De onderhavige bepalingen met betrekking tot bullbars brengen wijzigingen aan in de op voertuigen van toepassing zijnde technische eisen, en zijn derhalve tezamen met het Besluit van 19 mei 2008, houdende wijziging van het Voertuigreglement op een aantal punten van uiteenlopende aard op 12 december 2006 gemeld aan de Commissie van de Europese Gemeenschappen (notificatienummer 2006/064/NL) ter voldoening aan artikel 8, eerste lid, van richtlijn nr. 98/34/EG van het Europese parlement en de Raad van de Europese Unie van 22 juni 1998 betreffende een informatieprocedure op het gebied van normen en technische voorschriften en regels betreffende de diensten van de informatiemaatschappij (PbEG L 204), zoals gewijzigd bij richtlijn nr. 98/48/EG van 20 juli 1998 (PbEG L 217). Dit heeft niet geleid tot reacties.
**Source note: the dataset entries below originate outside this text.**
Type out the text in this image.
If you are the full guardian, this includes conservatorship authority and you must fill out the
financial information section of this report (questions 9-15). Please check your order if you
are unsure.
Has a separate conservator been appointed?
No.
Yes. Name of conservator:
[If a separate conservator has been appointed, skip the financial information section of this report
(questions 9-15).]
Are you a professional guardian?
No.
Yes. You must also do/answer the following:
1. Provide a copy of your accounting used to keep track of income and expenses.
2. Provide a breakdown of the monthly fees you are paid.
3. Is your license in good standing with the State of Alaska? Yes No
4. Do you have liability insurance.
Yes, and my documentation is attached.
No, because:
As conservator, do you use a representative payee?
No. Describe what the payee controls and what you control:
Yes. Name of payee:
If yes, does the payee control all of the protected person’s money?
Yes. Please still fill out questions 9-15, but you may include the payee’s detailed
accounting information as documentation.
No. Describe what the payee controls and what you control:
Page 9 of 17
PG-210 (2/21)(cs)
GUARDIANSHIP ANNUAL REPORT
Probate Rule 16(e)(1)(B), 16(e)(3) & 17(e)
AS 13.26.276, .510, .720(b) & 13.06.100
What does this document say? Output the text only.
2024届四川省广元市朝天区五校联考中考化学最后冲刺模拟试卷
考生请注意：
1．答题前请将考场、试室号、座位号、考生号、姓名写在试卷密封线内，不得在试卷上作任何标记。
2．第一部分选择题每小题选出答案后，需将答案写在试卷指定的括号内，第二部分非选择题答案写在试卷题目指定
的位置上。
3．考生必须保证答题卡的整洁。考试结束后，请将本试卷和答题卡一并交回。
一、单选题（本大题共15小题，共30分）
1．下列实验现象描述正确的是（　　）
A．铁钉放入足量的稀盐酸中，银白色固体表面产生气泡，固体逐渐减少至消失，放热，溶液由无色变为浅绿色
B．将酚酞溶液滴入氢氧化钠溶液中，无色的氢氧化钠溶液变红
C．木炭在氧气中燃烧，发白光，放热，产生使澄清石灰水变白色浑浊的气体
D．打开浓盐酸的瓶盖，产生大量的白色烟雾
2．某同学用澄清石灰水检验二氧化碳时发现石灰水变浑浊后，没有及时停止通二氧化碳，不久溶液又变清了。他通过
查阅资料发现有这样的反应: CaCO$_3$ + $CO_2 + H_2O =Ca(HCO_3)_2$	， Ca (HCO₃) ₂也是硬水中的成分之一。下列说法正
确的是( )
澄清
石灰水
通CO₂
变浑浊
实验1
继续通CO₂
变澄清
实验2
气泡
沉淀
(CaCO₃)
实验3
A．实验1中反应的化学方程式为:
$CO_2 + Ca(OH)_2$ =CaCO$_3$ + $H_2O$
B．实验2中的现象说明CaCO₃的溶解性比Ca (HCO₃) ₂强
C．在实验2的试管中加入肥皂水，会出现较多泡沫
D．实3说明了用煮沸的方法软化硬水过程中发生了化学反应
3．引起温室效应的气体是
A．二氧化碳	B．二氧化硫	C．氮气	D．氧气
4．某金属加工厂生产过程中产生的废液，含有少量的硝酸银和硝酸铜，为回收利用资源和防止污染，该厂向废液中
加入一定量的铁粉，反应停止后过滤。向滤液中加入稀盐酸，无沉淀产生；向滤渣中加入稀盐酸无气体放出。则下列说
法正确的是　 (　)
De wijzigingen met betrekking tot bullbars leveren geen substantiële administratieve lasten op. Het aantal auto’s met frontbeschermingsinrichtingen is relatief gering. Het ligt in de verwachting dat dit aantal na het van kracht worden van de typegoedkeuringseisen met betrekking tot frontbeschermingsinrichtingen nog kleiner zal worden.

Langere en zwaardere samenstellen

Voor langere en zwaardere samenstellen (LZV’s) geldt voortaan weer het maximum gewicht van 60 ton. Uit onderzoek blijkt dat de 60-tons LZV’s geen ongunstiger effect hebben op bruggen, tunnels en viaducten dan conventionele vrachtwagens van 50 ton. Dit komt met name doordat het gewicht wordt verdeeld over meer wielassen en een grotere voertuiglengte.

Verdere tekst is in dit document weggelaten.